TUNEL staining of developing zebrafish midbrain. (A) TUNEL staining of DNase I-treated Tg(kdrl:eGFP) zebrafish brain at 3 dpf. DNase I treatment generates strand breaks in the DNA to provide a positive TUNEL reaction. Red, TUNEL signal. The dashed white line delineates the outline of midbrain. (B) Staining of Tg(kdrl:eGFP) zebrafish larva brain without terminal transferase, serving as a negative control. (C and D) Two examples of TUNEL staining of Tg(kdrl:eGFP) zebrafish brain (WT1, WT2) at 3 dpf. Scale, 50 μm.

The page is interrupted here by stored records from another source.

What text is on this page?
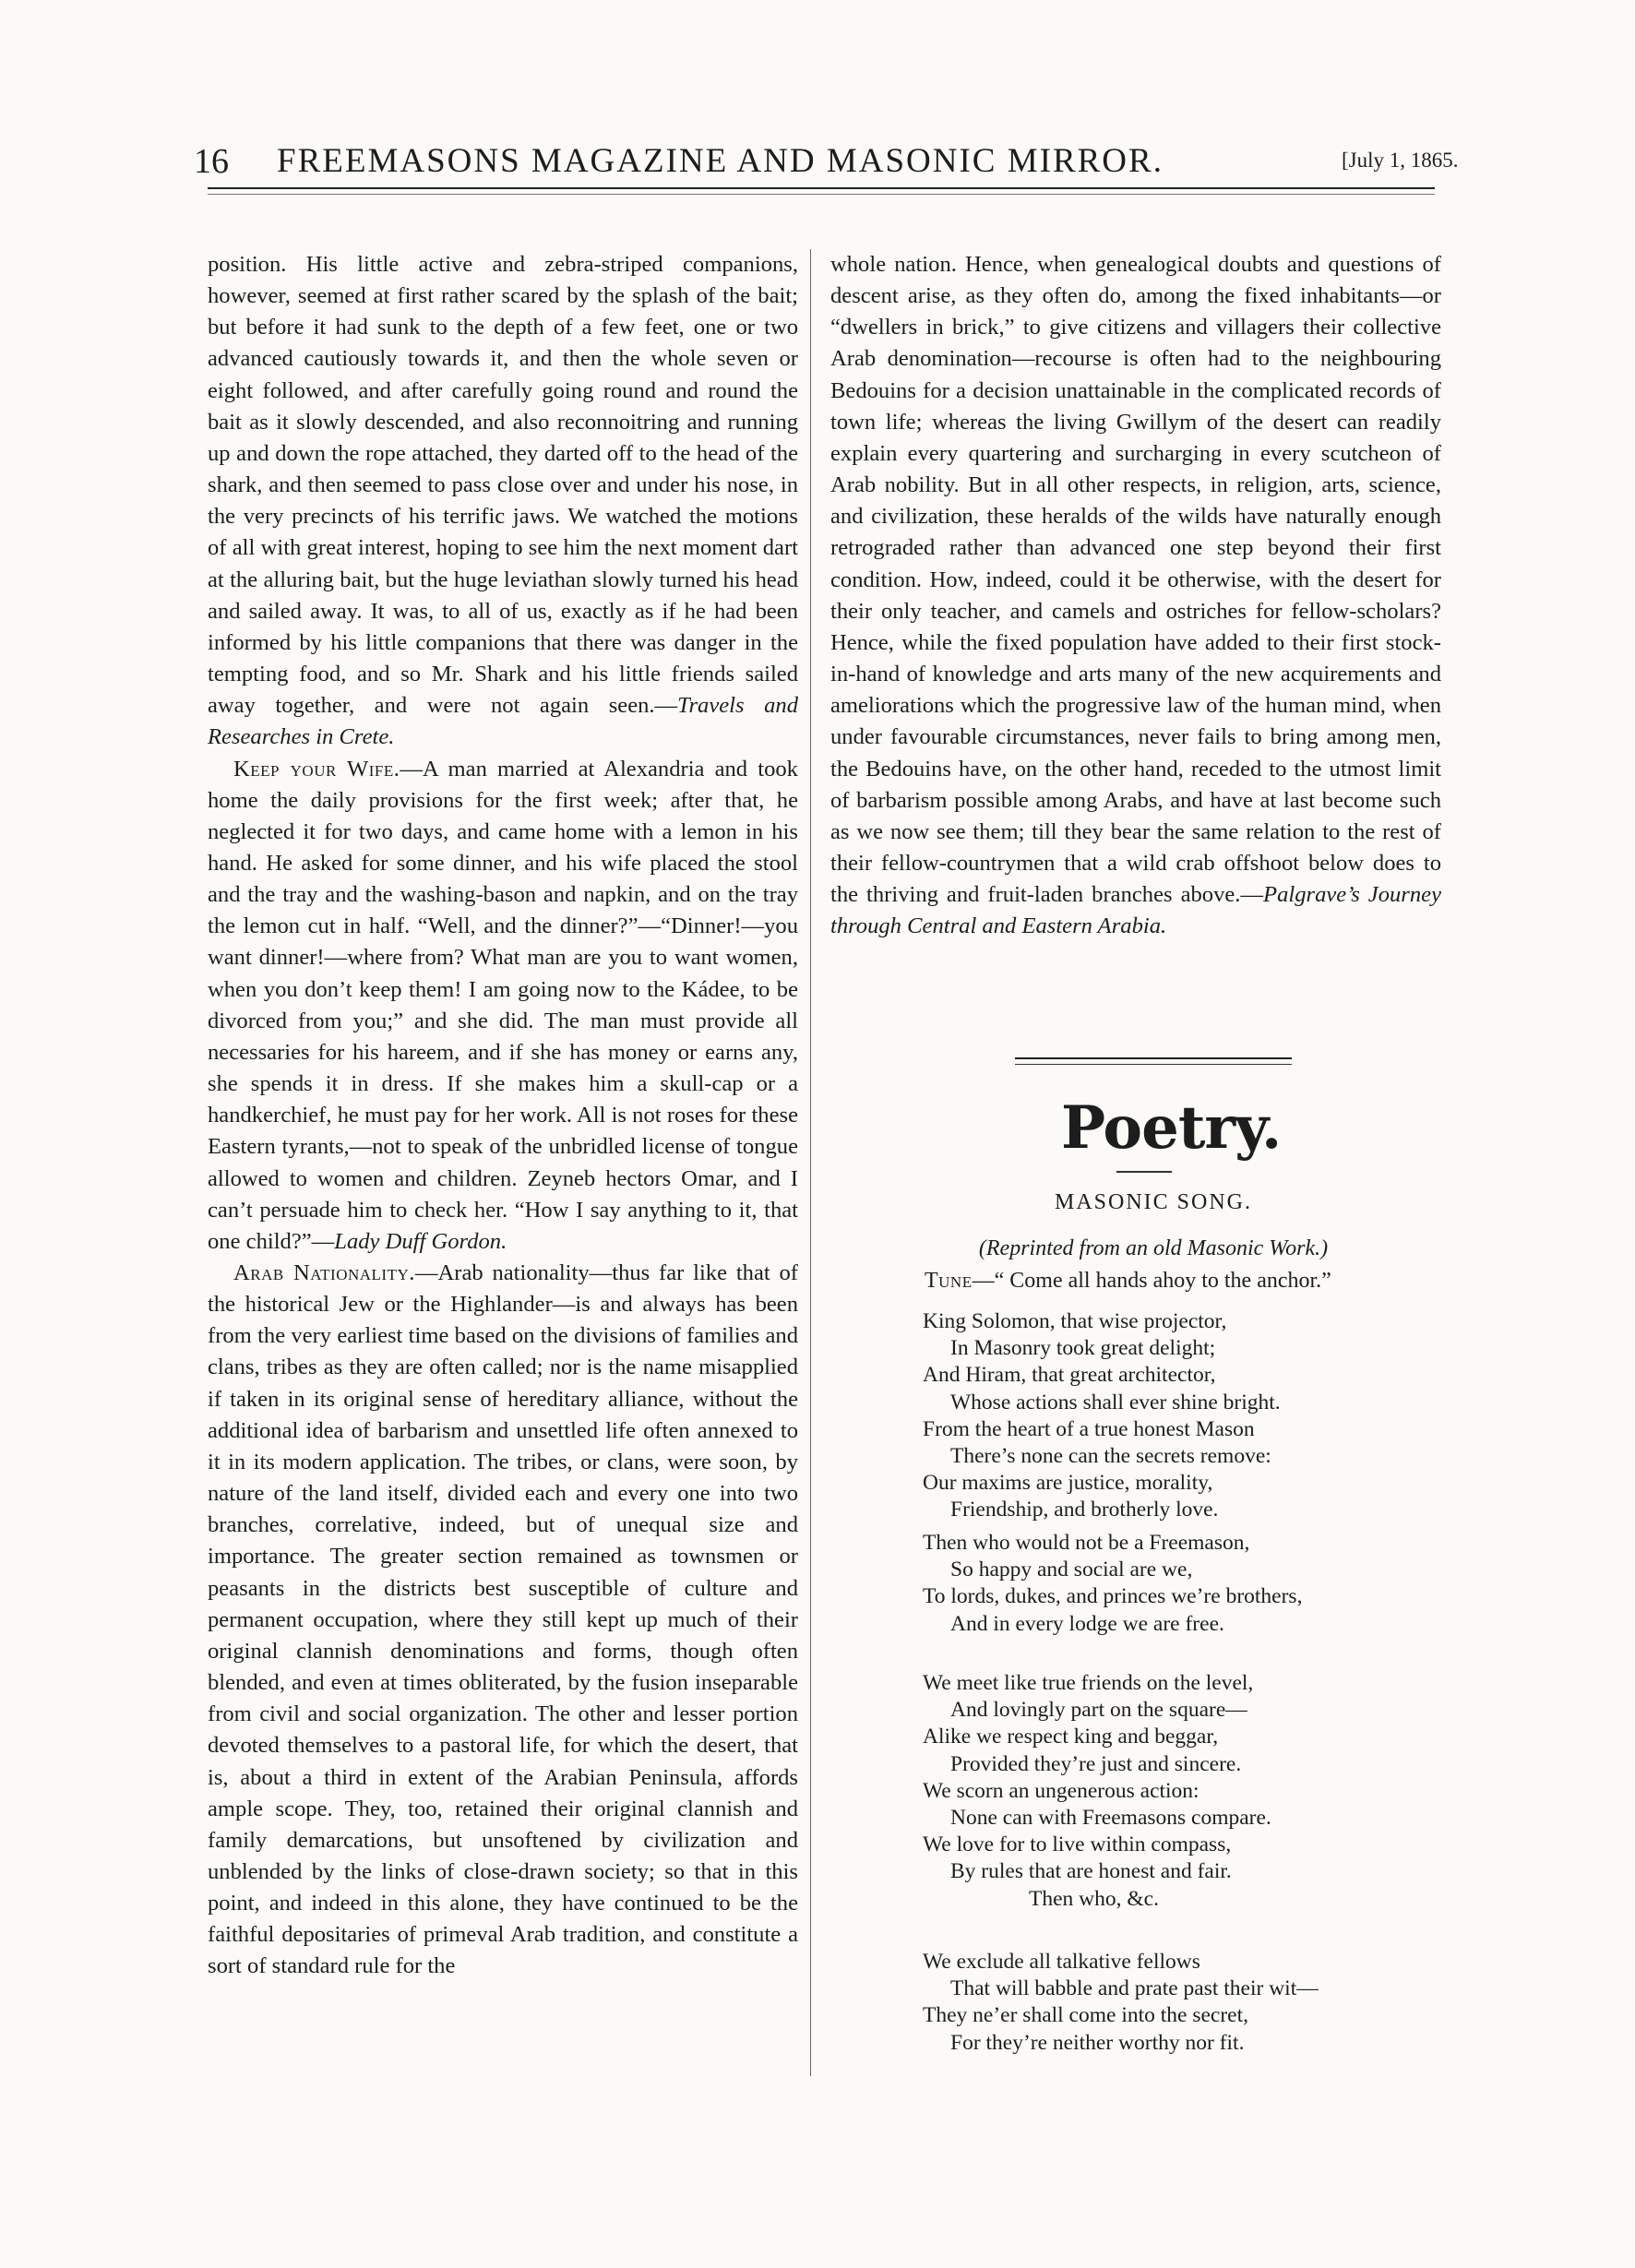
16 FREEMASONS MAGAZINE AND MASONIC MIRROR.	[July 1, 1865.

position. His little active and zebra-striped companions, however, seemed at first rather scared by the splash of the bait; but before it had sunk to the depth of a few feet, one or two advanced cautiously towards it, and then the whole seven or eight followed, and after carefully going round and round the bait as it slowly descended, and also reconnoitring and running up and down the rope attached, they darted off to the head of the shark, and then seemed to pass close over and under his nose, in the very precincts of his terrific jaws. We watched the motions of all with great interest, hoping to see him the next moment dart at the alluring bait, but the huge leviathan slowly turned his head and sailed away. It was, to all of us, exactly as if he had been informed by his little companions that there was danger in the tempting food, and so Mr. Shark and his little friends sailed away together, and were not again seen.—Travels and Researches in Crete.

Keep your Wife.—A man married at Alexandria and took home the daily provisions for the first week; after that, he neglected it for two days, and came home with a lemon in his hand. He asked for some dinner, and his wife placed the stool and the tray and the washing-bason and napkin, and on the tray the lemon cut in half. “Well, and the dinner?”—“Dinner!—you want dinner!—where from? What man are you to want women, when you don’t keep them! I am going now to the Kádee, to be divorced from you;” and she did. The man must provide all necessaries for his hareem, and if she has money or earns any, she spends it in dress. If she makes him a skull-cap or a handkerchief, he must pay for her work. All is not roses for these Eastern tyrants,—not to speak of the unbridled license of tongue allowed to women and children. Zeyneb hectors Omar, and I can’t persuade him to check her. “How I say anything to it, that one child?”—Lady Duff Gordon.

Arab Nationality.—Arab nationality—thus far like that of the historical Jew or the Highlander—is and always has been from the very earliest time based on the divisions of families and clans, tribes as they are often called; nor is the name misapplied if taken in its original sense of hereditary alliance, without the additional idea of barbarism and unsettled life often annexed to it in its modern application. The tribes, or clans, were soon, by nature of the land itself, divided each and every one into two branches, correlative, indeed, but of unequal size and importance. The greater section remained as townsmen or peasants in the districts best susceptible of culture and permanent occupation, where they still kept up much of their original clannish denominations and forms, though often blended, and even at times obliterated, by the fusion inseparable from civil and social organization. The other and lesser portion devoted themselves to a pastoral life, for which the desert, that is, about a third in extent of the Arabian Peninsula, affords ample scope. They, too, retained their original clannish and family demarcations, but unsoftened by civilization and unblended by the links of close-drawn society; so that in this point, and indeed in this alone, they have continued to be the faithful depositaries of primeval Arab tradition, and constitute a sort of standard rule for the

whole nation. Hence, when genealogical doubts and questions of descent arise, as they often do, among the fixed inhabitants—or “dwellers in brick,” to give citizens and villagers their collective Arab denomination—recourse is often had to the neighbouring Bedouins for a decision unattainable in the complicated records of town life; whereas the living Gwillym of the desert can readily explain every quartering and surcharging in every scutcheon of Arab nobility. But in all other respects, in religion, arts, science, and civilization, these heralds of the wilds have naturally enough retrograded rather than advanced one step beyond their first condition. How, indeed, could it be otherwise, with the desert for their only teacher, and camels and ostriches for fellow-scholars? Hence, while the fixed population have added to their first stock-in-hand of knowledge and arts many of the new acquirements and ameliorations which the progressive law of the human mind, when under favourable circumstances, never fails to bring among men, the Bedouins have, on the other hand, receded to the utmost limit of barbarism possible among Arabs, and have at last become such as we now see them; till they bear the same relation to the rest of their fellow-countrymen that a wild crab offshoot below does to the thriving and fruit-laden branches above.—Palgrave’s Journey through Central and Eastern Arabia.

Poetry.
MASONIC SONG.
(Reprinted from an old Masonic Work.)
Tune—“ Come all hands ahoy to the anchor.”
King Solomon, that wise projector,
In Masonry took great delight;
And Hiram, that great architector,
Whose actions shall ever shine bright.
From the heart of a true honest Mason
There’s none can the secrets remove:
Our maxims are justice, morality,
Friendship, and brotherly love.
Then who would not be a Freemason,
So happy and social are we,
To lords, dukes, and princes we’re brothers,
And in every lodge we are free.
We meet like true friends on the level,
And lovingly part on the square—
Alike we respect king and beggar,
Provided they’re just and sincere.
We scorn an ungenerous action:
None can with Freemasons compare.
We love for to live within compass,
By rules that are honest and fair.
Then who, &c.
We exclude all talkative fellows
That will babble and prate past their wit—
They ne’er shall come into the secret,
For they’re neither worthy nor fit.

Effects of down-regulation of VEGFA and Angiopoietin-2 on vessel pruning. (A) Western blotting showing that VEGFA MO reduces VEGFA expression. (B) RT-PCR analysis showing that Angiopoietin-2 (Ang2) splicing MO induces a shift from wild-type (blue asterisk) to mis-spliced transcripts of Ang2 (red asterisk). (C–E) Projected midbrain vasculature images of 3-dpf Tg(kdrl:eGFP) zebrafish larvae injected with control MO (8 ng; C), VEGFA MO (2 ng; D), and Ang2 MO (1 ng; E). (F) Summary of pruning ratio of midbrain vessel segments. The number on the bar in (F) represents the number of zebrafish larvae examined. Scale, 50 μm in (C–E). n.s., no significance; *** p<0.001 (Student′s t test). Error bars, ± SEM.

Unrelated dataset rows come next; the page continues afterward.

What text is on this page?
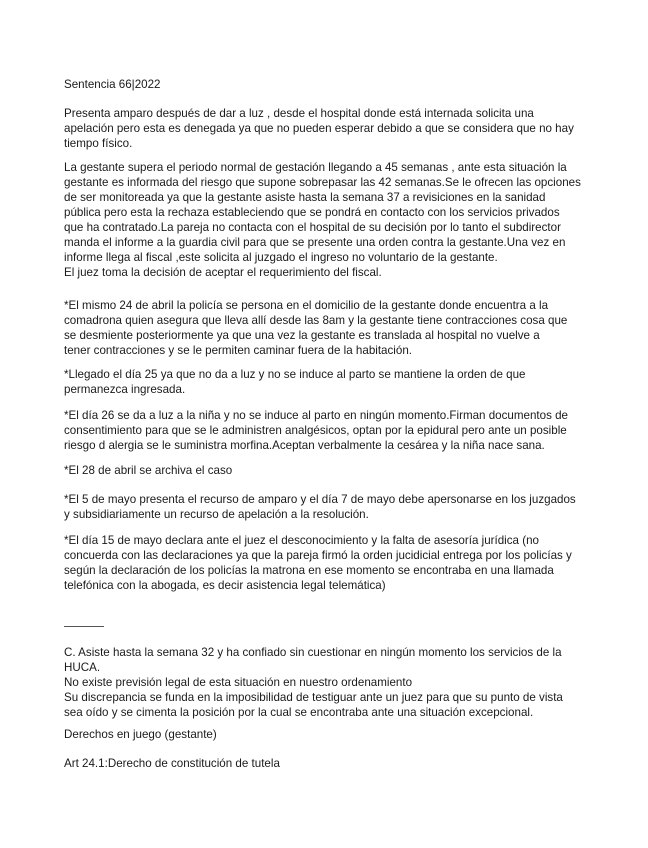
Sentencia 66|2022

Presenta amparo después de dar a luz , desde el hospital donde está internada solicita una
apelación pero esta es denegada ya que no pueden esperar debido a que se considera que no hay
tiempo físico.

La gestante supera el periodo normal de gestación llegando a 45 semanas , ante esta situación la
gestante es informada del riesgo que supone sobrepasar las 42 semanas.Se le ofrecen las opciones
de ser monitoreada ya que la gestante asiste hasta la semana 37 a revisiciones en la sanidad
pública pero esta la rechaza estableciendo que se pondrá en contacto con los servicios privados
que ha contratado.La pareja no contacta con el hospital de su decisión por lo tanto el subdirector
manda el informe a la guardia civil para que se presente una orden contra la gestante.Una vez en
informe llega al fiscal ,este solicita al juzgado el ingreso no voluntario de la gestante.
El juez toma la decisión de aceptar el requerimiento del fiscal.

*El mismo 24 de abril la policía se persona en el domicilio de la gestante donde encuentra a la
comadrona quien asegura que lleva allí desde las 8am y la gestante tiene contracciones cosa que
se desmiente posteriormente ya que una vez la gestante es translada al hospital no vuelve a
tener contracciones y se le permiten caminar fuera de la habitación.

*Llegado el día 25 ya que no da a luz y no se induce al parto se mantiene la orden de que
permanezca ingresada.

*El día 26 se da a luz a la niña y no se induce al parto en ningún momento.Firman documentos de
consentimiento para que se le administren analgésicos, optan por la epidural pero ante un posible
riesgo d alergia se le suministra morfina.Aceptan verbalmente la cesárea y la niña nace sana.

*El 28 de abril se archiva el caso

*El 5 de mayo presenta el recurso de amparo y el día 7 de mayo debe apersonarse en los juzgados
y subsidiariamente un recurso de apelación a la resolución.

*El día 15 de mayo declara ante el juez el desconocimiento y la falta de asesoría jurídica (no
concuerda con las declaraciones ya que la pareja firmó la orden jucidicial entrega por los policías y
según la declaración de los policías la matrona en ese momento se encontraba en una llamada
telefónica con la abogada, es decir asistencia legal telemática)

C. Asiste hasta la semana 32 y ha confiado sin cuestionar en ningún momento los servicios de la
HUCA.
No existe previsión legal de esta situación en nuestro ordenamiento
Su discrepancia se funda en la imposibilidad de testiguar ante un juez para que su punto de vista
sea oído y se cimenta la posición por la cual se encontraba ante una situación excepcional.

Derechos en juego (gestante)

Art 24.1:Derecho de constitución de tutela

Effects of DMOG treatment on vessel pruning. (A) o-Dianisidine staining showing that DMOG treatment increases the amount of blood cells in treated embryos. DMSO (0.2%) or DMOG (0.2 mM) was bath-applied during 2–3 dpf. (B and C) Effect of DMOG treatment on vessel pruning of larval zebrafish midbrain. Projected confocal images showing midbrain vasculature of DMSO- (B) and DMOG-treated (C) zebrafish larvae at 3 dpf. (D) Average number of vessel pruning events occurring between 2 and 3 dpf in single larval zebrafish midbrain. Each small square in (D) represents the data obtained from single larvae. Scale, 50 μm. n.s., no significance (Student′s t test). Error bars, ± SEM.

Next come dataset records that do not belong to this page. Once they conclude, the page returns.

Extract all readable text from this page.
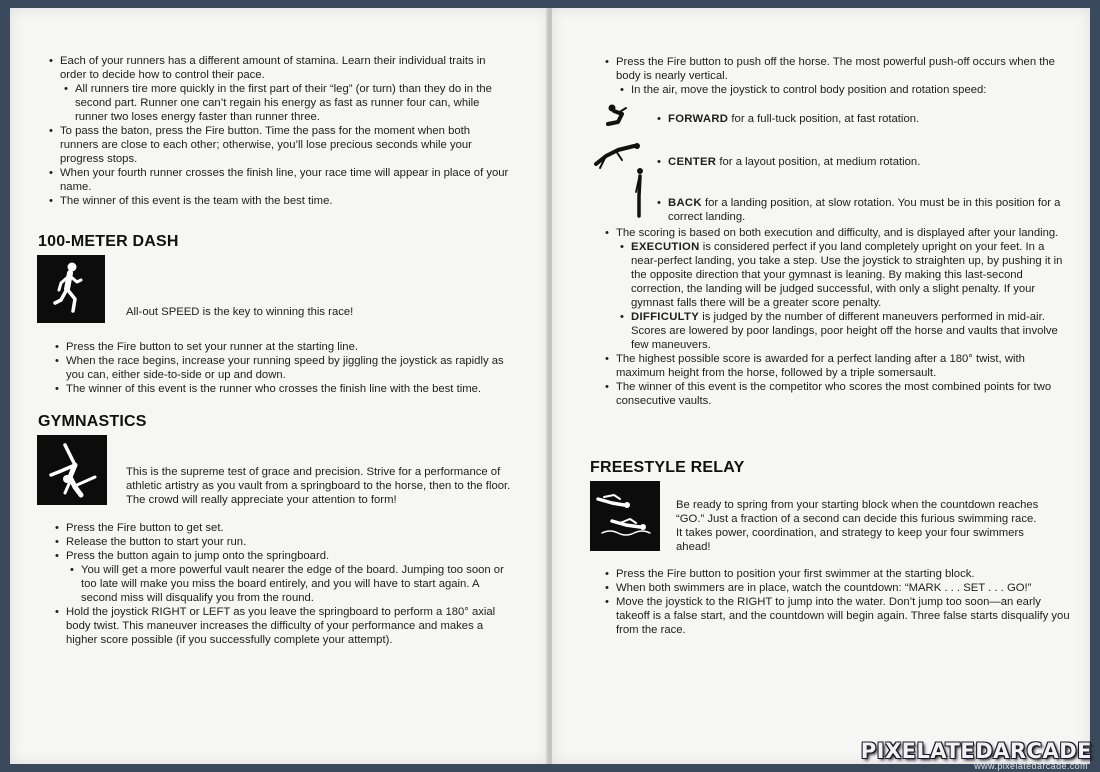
• Each of your runners has a different amount of stamina. Learn their individual traits in order to decide how to control their pace.
• All runners tire more quickly in the first part of their “leg” (or turn) than they do in the second part. Runner one can’t regain his energy as fast as runner four can, while runner two loses energy faster than runner three.
• To pass the baton, press the Fire button. Time the pass for the moment when both runners are close to each other; otherwise, you’ll lose precious seconds while your progress stops.
• When your fourth runner crosses the finish line, your race time will appear in place of your name.
• The winner of this event is the team with the best time.
100-METER DASH
All-out SPEED is the key to winning this race!
• Press the Fire button to set your runner at the starting line.
• When the race begins, increase your running speed by jiggling the joystick as rapidly as you can, either side-to-side or up and down.
• The winner of this event is the runner who crosses the finish line with the best time.
GYMNASTICS
This is the supreme test of grace and precision. Strive for a performance of athletic artistry as you vault from a springboard to the horse, then to the floor. The crowd will really appreciate your attention to form!
• Press the Fire button to get set.
• Release the button to start your run.
• Press the button again to jump onto the springboard.
• You will get a more powerful vault nearer the edge of the board. Jumping too soon or too late will make you miss the board entirely, and you will have to start again. A second miss will disqualify you from the round.
• Hold the joystick RIGHT or LEFT as you leave the springboard to perform a 180° axial body twist. This maneuver increases the difficulty of your performance and makes a higher score possible (if you successfully complete your attempt).
• Press the Fire button to push off the horse. The most powerful push-off occurs when the body is nearly vertical.
• In the air, move the joystick to control body position and rotation speed:
• FORWARD for a full-tuck position, at fast rotation.
• CENTER for a layout position, at medium rotation.
• BACK for a landing position, at slow rotation. You must be in this position for a correct landing.
• The scoring is based on both execution and difficulty, and is displayed after your landing.
• EXECUTION is considered perfect if you land completely upright on your feet. In a near-perfect landing, you take a step. Use the joystick to straighten up, by pushing it in the opposite direction that your gymnast is leaning. By making this last-second correction, the landing will be judged successful, with only a slight penalty. If your gymnast falls there will be a greater score penalty.
• DIFFICULTY is judged by the number of different maneuvers performed in mid-air. Scores are lowered by poor landings, poor height off the horse and vaults that involve few maneuvers.
• The highest possible score is awarded for a perfect landing after a 180° twist, with maximum height from the horse, followed by a triple somersault.
• The winner of this event is the competitor who scores the most combined points for two consecutive vaults.
FREESTYLE RELAY
Be ready to spring from your starting block when the countdown reaches “GO.” Just a fraction of a second can decide this furious swimming race. It takes power, coordination, and strategy to keep your four swimmers ahead!
• Press the Fire button to position your first swimmer at the starting block.
• When both swimmers are in place, watch the countdown: “MARK . . . SET . . . GO!”
• Move the joystick to the RIGHT to jump into the water. Don’t jump too soon—an early takeoff is a false start, and the countdown will begin again. Three false starts disqualify you from the race.
PIXELATEDARCADE
www.pixelatedarcade.com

Method for tracing fate of each vessel segment in the midbrain. (A and B) Projected confocal images (left) and 3-D reconstructions (right) of half midbrain vasculature in a Tg(kdrl:eGFP) zebrafish larvae at 2.5 dpf (A) or 3 dpf (B). Colored balls mark different branch points. The dashed circle marks the site at which a branch point will appear at the next imaging time point. The corresponding movies of the 3-D rotation centerlines are shown in Video S7. Green, newly formed segments; red, pruning segments; blue, CVP. Scale, 50 μm.